Verfallsfristen im Arbeitsvertrag

Montag, 29 September 2014 | Alter: 4 Jahre
Autor: Dr. Marco Fiel, Rechtsanwalt in Feldkirch

Seit längerem sind sich Rechtsprechung und Lehre uneinig, ob Vereinbarungen von Verfallsfristen für zwingende Arbeitnehmeransprüche zulässig sind. In der Entscheidung hat der OGH jüngst seine bisherige Meinung, dass solche Vereinbarungen zulässig sind, nochmals bestätigt.

Lehrmeinung

In der Lehre wird die Meinung vertreten, Verkürzungen der gesetzlichen Verjährungsfristen bei zwingenden arbeitsrechtlichen Ansprüchen durch Verfallsfristen seien unzulässig. Solche Regelungen würden dem zwingenden Charakter der Ansprüche entgegenstehen. Auch habe der Gesetzgeber eine „Verkürzbarkeit“ der Verjährungsfristen nicht gewollt.

Rechtsprechung des OGH

Entgegen mehrerer Lehrmeinungen hat der Oberste Gerichtshof schon in der Vergangenheit solche Verfallsvereinbarungen für zulässig empfunden. In der eingangs zitierten Entscheidung wurde die bisher sehr lapidare Begründung konkretisiert. Nach Ansicht des OGH geht es nicht um den Anspruch, sondern um dessen Geltendmachung. Auch könne aus dem Gesetz geschlossen werden, dass die vertragliche Verkürzung der Verjährungsfristen grundsätzlich zulässig sei. Ein gesetzliches Verbot einer solchen Verkürzung sei nicht ersichtlich. Eine Verfallsfrist in der Dauer von drei Monaten für die außergerichtliche schriftliche Geltendmachung könne ferner weder als unsachlich noch als gröblich benachteiligend beurteilt werden.

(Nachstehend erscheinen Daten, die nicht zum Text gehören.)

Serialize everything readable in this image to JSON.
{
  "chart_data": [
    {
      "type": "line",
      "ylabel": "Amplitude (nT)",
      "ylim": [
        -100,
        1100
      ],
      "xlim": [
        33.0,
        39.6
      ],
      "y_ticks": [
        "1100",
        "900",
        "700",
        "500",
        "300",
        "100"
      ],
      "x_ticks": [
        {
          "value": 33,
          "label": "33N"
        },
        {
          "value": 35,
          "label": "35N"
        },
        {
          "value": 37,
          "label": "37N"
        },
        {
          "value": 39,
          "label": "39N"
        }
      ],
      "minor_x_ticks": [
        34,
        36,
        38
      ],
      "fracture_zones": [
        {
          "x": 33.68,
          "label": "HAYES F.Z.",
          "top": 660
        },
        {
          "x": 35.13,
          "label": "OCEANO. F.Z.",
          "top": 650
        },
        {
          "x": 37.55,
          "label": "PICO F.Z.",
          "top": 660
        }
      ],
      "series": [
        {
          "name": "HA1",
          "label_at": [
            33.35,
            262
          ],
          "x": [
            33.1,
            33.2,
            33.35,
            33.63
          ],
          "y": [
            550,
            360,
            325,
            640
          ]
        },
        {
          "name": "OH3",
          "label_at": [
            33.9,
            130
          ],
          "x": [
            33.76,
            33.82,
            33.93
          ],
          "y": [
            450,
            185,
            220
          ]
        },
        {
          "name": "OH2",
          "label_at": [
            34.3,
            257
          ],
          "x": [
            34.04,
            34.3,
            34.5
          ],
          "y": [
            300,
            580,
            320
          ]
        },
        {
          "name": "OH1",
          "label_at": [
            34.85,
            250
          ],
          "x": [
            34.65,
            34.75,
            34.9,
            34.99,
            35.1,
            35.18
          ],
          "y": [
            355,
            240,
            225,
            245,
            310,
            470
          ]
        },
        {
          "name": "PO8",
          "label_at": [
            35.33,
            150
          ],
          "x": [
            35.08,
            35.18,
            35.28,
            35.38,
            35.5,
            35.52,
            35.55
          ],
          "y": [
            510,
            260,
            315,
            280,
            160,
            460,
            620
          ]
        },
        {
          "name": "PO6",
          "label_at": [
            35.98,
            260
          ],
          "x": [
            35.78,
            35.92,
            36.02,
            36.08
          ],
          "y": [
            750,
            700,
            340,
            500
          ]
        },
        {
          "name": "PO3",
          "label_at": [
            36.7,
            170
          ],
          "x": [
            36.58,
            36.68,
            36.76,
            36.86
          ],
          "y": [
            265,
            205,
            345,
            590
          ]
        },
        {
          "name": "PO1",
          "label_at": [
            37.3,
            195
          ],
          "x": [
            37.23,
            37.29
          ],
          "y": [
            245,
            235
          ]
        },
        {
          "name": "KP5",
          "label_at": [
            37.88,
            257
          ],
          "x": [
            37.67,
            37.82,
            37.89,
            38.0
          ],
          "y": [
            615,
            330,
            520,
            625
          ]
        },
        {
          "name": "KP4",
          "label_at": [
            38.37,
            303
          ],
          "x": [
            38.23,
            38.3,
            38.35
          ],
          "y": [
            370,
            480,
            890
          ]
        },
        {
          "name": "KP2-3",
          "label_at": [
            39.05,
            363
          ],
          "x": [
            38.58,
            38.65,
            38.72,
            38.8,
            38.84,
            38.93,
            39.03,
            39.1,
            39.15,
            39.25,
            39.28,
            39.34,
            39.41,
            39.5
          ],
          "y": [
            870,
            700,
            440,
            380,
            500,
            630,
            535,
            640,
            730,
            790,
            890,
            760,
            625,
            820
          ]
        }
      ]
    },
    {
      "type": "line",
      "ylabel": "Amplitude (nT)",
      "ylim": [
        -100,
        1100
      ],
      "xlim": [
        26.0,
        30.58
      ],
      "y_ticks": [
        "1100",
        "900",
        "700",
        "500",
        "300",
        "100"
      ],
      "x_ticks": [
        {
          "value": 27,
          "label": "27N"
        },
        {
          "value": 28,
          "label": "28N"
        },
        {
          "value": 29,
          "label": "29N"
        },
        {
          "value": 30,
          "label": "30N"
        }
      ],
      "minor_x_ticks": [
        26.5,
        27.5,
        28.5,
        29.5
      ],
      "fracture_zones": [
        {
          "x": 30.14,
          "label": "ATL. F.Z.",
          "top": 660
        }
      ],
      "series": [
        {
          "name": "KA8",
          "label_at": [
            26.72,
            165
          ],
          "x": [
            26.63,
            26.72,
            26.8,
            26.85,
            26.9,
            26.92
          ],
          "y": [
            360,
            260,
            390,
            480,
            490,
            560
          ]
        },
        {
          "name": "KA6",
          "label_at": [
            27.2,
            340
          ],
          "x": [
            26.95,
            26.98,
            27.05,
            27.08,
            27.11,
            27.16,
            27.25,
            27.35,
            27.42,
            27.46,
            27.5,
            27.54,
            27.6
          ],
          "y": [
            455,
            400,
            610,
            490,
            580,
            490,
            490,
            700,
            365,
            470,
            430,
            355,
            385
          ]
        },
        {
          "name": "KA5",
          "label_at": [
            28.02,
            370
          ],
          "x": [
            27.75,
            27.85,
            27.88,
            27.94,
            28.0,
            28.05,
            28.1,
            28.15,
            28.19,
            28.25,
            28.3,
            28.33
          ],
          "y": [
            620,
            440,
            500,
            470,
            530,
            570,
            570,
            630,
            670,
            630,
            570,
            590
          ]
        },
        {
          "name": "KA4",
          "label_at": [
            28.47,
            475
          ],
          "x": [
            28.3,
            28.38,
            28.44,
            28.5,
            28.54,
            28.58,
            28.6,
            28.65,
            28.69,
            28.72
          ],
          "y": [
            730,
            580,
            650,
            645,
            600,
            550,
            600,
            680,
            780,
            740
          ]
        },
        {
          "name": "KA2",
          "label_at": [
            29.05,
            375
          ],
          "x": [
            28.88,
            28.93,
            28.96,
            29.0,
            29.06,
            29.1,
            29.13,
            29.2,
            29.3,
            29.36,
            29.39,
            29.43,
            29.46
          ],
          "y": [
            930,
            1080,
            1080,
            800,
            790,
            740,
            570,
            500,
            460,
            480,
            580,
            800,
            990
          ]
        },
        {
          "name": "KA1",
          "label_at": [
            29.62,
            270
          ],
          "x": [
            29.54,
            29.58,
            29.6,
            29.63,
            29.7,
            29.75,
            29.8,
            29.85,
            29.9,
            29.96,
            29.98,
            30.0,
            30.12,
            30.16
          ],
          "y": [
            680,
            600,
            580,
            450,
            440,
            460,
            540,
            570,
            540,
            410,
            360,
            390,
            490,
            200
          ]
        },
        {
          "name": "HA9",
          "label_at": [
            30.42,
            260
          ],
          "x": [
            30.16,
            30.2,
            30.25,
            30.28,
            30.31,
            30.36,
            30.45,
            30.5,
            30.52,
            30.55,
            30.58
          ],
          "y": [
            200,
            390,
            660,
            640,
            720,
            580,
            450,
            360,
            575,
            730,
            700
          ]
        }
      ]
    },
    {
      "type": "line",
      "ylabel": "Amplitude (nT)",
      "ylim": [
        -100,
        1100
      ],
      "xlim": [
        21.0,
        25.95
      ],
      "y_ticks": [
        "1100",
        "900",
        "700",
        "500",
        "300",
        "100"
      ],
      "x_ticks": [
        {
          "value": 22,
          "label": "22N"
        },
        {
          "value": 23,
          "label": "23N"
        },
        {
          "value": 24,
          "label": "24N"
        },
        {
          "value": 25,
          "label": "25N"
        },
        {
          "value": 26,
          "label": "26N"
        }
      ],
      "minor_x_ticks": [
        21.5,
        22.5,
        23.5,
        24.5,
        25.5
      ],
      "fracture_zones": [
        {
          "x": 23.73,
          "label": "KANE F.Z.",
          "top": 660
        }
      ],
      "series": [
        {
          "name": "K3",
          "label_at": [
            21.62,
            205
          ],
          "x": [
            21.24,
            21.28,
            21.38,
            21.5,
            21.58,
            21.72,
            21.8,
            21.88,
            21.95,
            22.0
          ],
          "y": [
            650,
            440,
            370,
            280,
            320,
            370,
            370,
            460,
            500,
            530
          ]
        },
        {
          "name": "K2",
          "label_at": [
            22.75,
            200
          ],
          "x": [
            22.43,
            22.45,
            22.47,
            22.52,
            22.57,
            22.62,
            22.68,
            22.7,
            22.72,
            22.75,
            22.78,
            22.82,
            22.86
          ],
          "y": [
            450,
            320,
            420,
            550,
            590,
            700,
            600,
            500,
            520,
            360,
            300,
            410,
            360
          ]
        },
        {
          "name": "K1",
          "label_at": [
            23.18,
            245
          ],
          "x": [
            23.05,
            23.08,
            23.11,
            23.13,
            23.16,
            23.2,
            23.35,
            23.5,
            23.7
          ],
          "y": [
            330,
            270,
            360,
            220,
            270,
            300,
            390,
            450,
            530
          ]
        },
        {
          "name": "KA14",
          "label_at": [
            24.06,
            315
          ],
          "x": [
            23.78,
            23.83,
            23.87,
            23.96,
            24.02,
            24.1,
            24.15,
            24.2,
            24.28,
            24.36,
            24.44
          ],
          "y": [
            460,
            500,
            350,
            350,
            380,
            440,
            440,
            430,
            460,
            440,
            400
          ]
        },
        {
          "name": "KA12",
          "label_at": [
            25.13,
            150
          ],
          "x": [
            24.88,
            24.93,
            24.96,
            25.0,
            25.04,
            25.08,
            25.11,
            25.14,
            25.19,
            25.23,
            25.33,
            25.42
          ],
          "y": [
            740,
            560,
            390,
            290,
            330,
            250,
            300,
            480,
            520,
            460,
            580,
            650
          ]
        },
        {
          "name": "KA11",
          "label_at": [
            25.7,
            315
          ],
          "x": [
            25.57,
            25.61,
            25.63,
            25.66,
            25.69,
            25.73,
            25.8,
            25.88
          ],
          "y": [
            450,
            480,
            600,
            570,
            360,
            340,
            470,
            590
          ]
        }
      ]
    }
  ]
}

Zusammengefasst sind daher Verfallsfristen in Arbeitsverträgen grundsätzlich zulässig. Für Dienstgeber empfiehlt es sich daher, solche Verfallsfristen in Arbeitsverträge aufzunehmen. Demgegenüber haben Arbeitnehmer bei der Geltendmachung ihrer Ansprüche die individuell vereinbarten Verfallsfristen zu beachten.